Lenders want the 70 billion euros ($91 billion) of new bonds the government will issue in return for existing securities to carry a coupon of about 5 percent, said people with knowledge of the talks, who declined to be identified because the negotiations are private. The IMF is pushing for creditors to accept a smaller coupon in order to reduce Greece’s debt-to-gross domestic product ratio, the people said.
ECB Loans
The European Central Banks said yesterday it had awarded 489 billion euros in three-year loans in its longer-term refinancing operation, the most ever in a single operation and more than the median estimate of 293 billion euros in a Bloomberg News survey.

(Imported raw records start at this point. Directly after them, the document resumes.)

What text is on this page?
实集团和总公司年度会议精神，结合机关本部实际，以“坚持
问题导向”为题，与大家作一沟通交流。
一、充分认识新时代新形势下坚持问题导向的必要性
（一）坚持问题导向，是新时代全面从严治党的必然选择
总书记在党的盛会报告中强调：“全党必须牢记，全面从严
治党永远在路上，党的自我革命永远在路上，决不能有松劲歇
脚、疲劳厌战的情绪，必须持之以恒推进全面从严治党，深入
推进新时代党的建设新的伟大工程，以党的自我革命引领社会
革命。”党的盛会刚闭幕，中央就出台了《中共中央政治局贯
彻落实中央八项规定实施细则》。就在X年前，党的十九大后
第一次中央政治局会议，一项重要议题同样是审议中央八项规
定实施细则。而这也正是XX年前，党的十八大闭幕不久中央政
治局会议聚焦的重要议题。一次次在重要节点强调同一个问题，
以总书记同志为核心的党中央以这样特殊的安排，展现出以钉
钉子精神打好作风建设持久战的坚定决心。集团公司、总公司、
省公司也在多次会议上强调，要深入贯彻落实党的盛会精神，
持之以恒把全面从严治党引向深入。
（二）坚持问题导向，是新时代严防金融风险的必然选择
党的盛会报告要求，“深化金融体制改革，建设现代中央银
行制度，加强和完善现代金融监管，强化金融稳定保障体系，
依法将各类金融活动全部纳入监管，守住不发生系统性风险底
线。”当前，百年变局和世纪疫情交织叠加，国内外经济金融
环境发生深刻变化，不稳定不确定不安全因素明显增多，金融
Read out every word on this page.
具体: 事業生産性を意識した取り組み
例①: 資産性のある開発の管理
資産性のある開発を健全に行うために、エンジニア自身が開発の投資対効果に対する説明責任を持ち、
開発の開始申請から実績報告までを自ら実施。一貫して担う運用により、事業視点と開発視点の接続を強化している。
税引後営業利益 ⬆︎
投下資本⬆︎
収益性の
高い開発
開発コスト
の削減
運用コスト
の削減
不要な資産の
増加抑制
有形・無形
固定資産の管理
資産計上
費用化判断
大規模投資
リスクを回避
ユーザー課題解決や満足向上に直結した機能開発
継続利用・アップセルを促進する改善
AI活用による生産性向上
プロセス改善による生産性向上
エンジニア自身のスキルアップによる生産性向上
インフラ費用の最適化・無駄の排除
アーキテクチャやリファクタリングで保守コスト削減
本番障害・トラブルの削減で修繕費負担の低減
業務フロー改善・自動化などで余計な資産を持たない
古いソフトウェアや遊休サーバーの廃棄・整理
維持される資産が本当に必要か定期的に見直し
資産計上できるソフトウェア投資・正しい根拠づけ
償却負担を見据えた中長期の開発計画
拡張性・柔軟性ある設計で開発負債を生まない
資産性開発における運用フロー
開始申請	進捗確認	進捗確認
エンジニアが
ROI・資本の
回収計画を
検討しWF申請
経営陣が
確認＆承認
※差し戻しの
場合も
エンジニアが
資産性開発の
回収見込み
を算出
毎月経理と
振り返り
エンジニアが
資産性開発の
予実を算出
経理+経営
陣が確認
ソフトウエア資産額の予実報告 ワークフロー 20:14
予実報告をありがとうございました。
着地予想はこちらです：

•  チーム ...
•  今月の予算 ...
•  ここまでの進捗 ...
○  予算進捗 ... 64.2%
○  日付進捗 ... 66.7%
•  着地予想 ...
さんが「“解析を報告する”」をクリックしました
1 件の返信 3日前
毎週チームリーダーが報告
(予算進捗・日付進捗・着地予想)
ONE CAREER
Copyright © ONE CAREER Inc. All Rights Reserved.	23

Policy makers are flooding the banking system with cheap money in an attempt to stave off a credit crunch by encouraging banks to maintain lending.
“The European debt crisis is deeply rooted and it will continue to weigh on Treasury yields,” said Yuichi Onsen, Tokyo-based chief strategist at T&D Asset Management Co. “We’re seeing a tug of war between a recovery in the U.S. and Europe’s situation.”
U.S. government debt handed investors a 9.3 percent return this year through yesterday, Bank of America Merrill Lynch indexes showed. German bunds gained 9 percent and Japanese bonds advanced 2.1 percent, the indexes show.
The MSCI All Country World Index of equities handed investors an 8.2 percent loss over the same period, according to data compiled by Bloomberg.